Hace ya muchos años que el gran Skinner (grande de verdad, pese a lo que digan) nos dejó esta memorable sentencia: “a pesar de evidencia desalentadora en contrario, sigue suponiéndose que si se dice algo al estudiante, éste ya lo sabe.” Y concluía: “para adquirir conducta, el estudiante debe dedicarse a desarrollar la conducta.” Visto así, el tema no admite lugar a dudas: no por decirle algo a alguien, este ya lo sabe. Si eso fuera así, todos seríamos seres morales porque los sermones, de cualquier tipo y condición, serían plenamente funcionales. Hoy día son muy pocos los aprendizajes que realmente se pueden adquirir escuchando o leyendo. Y casi todos caen en ese tipo de conocimiento que llamamos declarativo o proposicional, es decir, el que nos ayuda a recordar cuál es la capital de un país que jamás hemos visitado, un número de teléfono o los pasos para elaborar una receta.
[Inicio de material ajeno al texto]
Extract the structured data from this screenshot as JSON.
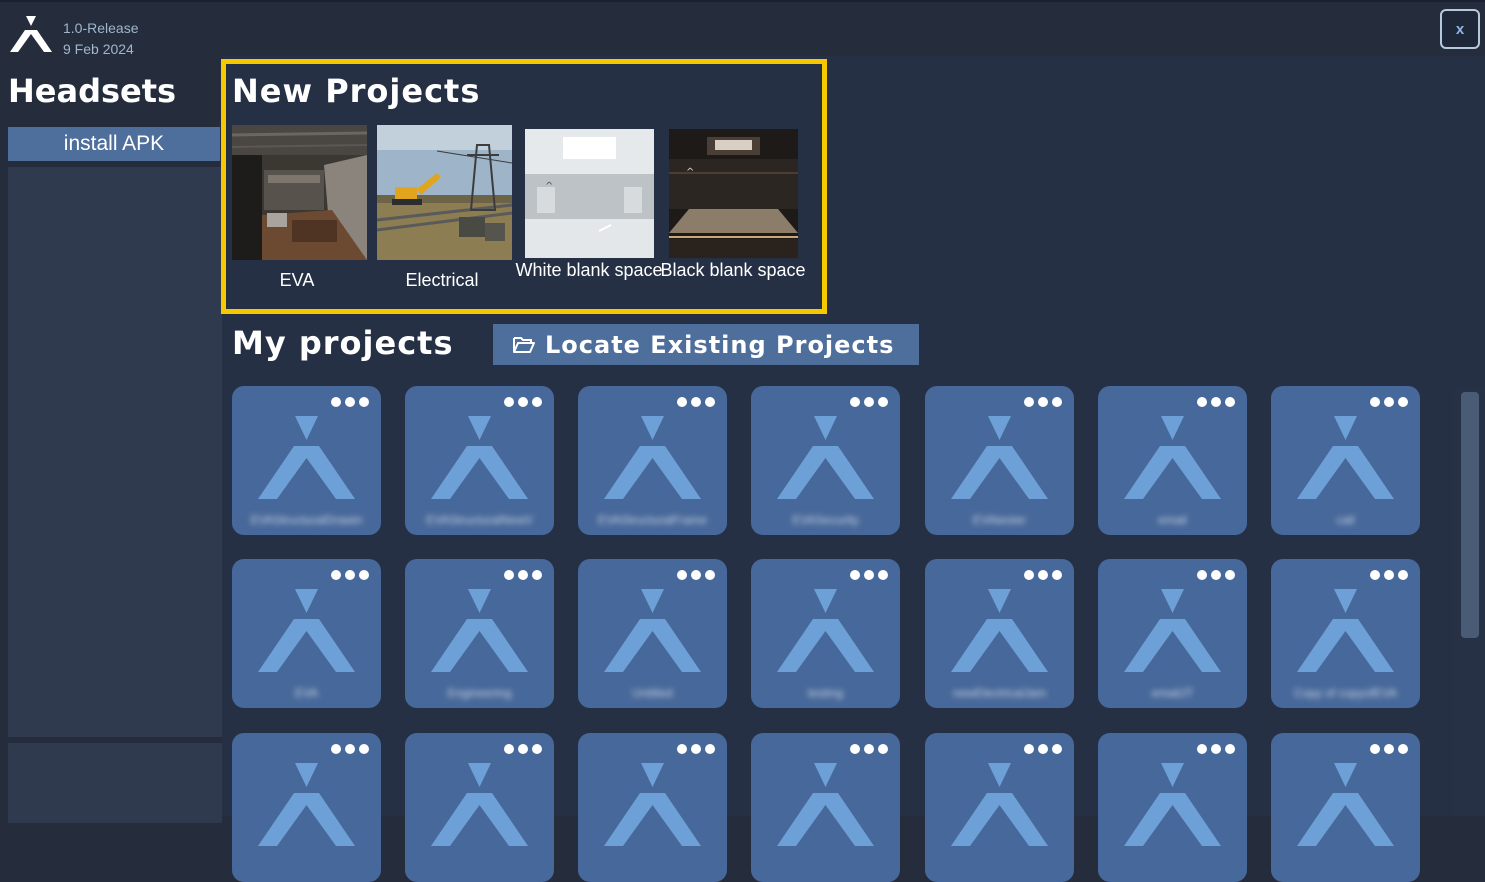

El aprendizaje adulto en general, y la formación de profesionales en particular, casi nunca significa transmisión de conocimientos. Un curso no se “da” ni se “imparte”. No es posible que una persona, por mucho que sepa, pueda trasladar de una manera directa su conocimiento a otra. Entre otras cosas porque, cuando un adulto entra en un entorno de formación, viene de una vida en la que hay muchos conocimientos y destrezas. Y pensar que se puede simplemente añadir nuevo conocimiento a ese sistema, o peor, que se puede sustituir parte de ese conocimiento por otro, únicamente hablando, es francamente ingenuo. Pero, sobre todo, conduce a un fracaso seguro. Porque los adultos aprenden, fundamentalmente, por transformación de lo que ya saben. Y para que eso tenga lugar, es necesario que, como decía Skinner, se dediquen a desarrollar la competencia que se quiere que desarrollen. Y para ello, afortunadamente, hoy tenemos muchos métodos a nuestra disposición que van más allá del simple hablar.
Pensemos que, cada vez que un formador habla en un aula, está perdiendo una oportunidad de que su intervención sea auténticamente transformadora.